Creep-fatigue life evaluation of circular notch specimen on a CrMoV forging steel under multiaxial stress gradient condition

Abstract

Creep-fatigue damage preferentially exceeds at stress concentration portions in high temperature components such as steam turbine rotors during cyclic start up- shut down operation. Therefore development of an accurate crack initiation life assessment method under creep-fatigue conditions at the stress concentration portions under multiaxial stress states is necessary to maintain reliable operation. In this study, creep-fatigue tests using circular notch bar specimens on a CrMoV forging steel have been conducted to clarify effect of stress conditions on failure life. Three dimensional finite element elastic-plastic creep analyses have been performed. Fatigue lives of the notch specimens are about 10 times shorter than those of plain specimens, and the lives of the notch specimen under the creep-fatigue condition are about 1/5 times of the plain specimen.
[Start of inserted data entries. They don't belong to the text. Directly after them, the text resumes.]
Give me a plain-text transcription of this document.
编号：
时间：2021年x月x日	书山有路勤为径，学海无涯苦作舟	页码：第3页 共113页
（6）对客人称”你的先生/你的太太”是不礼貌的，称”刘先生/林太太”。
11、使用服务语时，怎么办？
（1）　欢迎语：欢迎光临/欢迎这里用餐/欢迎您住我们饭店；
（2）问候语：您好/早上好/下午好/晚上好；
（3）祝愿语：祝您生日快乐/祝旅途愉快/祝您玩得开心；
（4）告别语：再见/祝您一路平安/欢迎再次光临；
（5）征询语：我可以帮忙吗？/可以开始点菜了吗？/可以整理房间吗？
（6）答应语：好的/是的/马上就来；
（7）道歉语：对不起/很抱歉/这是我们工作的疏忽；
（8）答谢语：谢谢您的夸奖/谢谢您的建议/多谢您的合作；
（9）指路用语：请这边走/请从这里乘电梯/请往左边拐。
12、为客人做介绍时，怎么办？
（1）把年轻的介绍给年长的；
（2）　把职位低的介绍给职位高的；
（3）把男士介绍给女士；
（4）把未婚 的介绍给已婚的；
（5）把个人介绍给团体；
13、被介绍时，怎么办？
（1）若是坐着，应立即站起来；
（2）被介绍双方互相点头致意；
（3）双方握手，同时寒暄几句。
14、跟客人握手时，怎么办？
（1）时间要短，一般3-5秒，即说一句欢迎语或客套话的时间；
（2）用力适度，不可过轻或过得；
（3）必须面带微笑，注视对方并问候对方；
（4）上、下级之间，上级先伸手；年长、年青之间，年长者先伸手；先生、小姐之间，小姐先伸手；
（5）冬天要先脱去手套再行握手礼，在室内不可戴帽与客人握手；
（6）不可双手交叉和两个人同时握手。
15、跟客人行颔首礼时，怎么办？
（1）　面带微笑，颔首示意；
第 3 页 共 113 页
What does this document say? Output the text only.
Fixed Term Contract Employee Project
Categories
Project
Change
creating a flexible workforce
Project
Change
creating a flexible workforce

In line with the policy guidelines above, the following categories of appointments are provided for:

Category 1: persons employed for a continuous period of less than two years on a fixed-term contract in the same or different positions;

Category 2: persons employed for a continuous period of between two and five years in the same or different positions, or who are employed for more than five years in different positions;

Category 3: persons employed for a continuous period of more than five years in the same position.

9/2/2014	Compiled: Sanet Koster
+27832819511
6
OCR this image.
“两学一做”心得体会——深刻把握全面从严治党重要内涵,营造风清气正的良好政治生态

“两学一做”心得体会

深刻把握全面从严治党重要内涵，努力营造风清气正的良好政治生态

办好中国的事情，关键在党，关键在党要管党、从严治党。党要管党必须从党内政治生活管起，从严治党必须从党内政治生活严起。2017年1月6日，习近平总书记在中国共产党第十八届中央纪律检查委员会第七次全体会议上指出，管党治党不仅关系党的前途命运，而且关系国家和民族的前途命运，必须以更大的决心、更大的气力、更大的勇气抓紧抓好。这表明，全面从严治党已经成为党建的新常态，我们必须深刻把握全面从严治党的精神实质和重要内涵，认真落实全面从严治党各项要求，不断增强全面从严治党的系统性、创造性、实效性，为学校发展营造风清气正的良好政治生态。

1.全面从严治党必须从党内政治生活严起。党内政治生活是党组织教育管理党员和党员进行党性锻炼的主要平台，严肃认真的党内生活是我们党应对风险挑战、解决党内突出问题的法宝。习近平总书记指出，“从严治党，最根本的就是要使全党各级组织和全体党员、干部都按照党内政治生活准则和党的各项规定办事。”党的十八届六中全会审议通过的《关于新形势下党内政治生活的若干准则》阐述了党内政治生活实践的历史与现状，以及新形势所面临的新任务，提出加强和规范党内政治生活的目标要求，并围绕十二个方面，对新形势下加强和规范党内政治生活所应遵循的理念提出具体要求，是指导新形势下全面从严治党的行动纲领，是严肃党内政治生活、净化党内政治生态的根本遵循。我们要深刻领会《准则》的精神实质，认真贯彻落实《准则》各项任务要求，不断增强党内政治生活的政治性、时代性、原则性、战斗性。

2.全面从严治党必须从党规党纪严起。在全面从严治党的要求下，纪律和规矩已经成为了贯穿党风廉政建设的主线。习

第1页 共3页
From observation of notch root of the creep-damage specimens, it suggested that most of the creep-fatigue life was occupied by crack propagation up to 1mm from the notch surface. It was also indicated that triaxial tension stress state occurs around the notch root surface and stresses decrease with distance from the notch root surface by the inelastic analysis. A new creep-fatigue life evaluation procedure of notch specimens, in which concept of a damage evaluation area was introduced, was proposed by considering damage extension and the stress component distribution around the notch root. As a result, creep-fatigue lives of the notch specimens were accurately predicted by coupling of the new procedure and the nonlinear damage accumulation rule.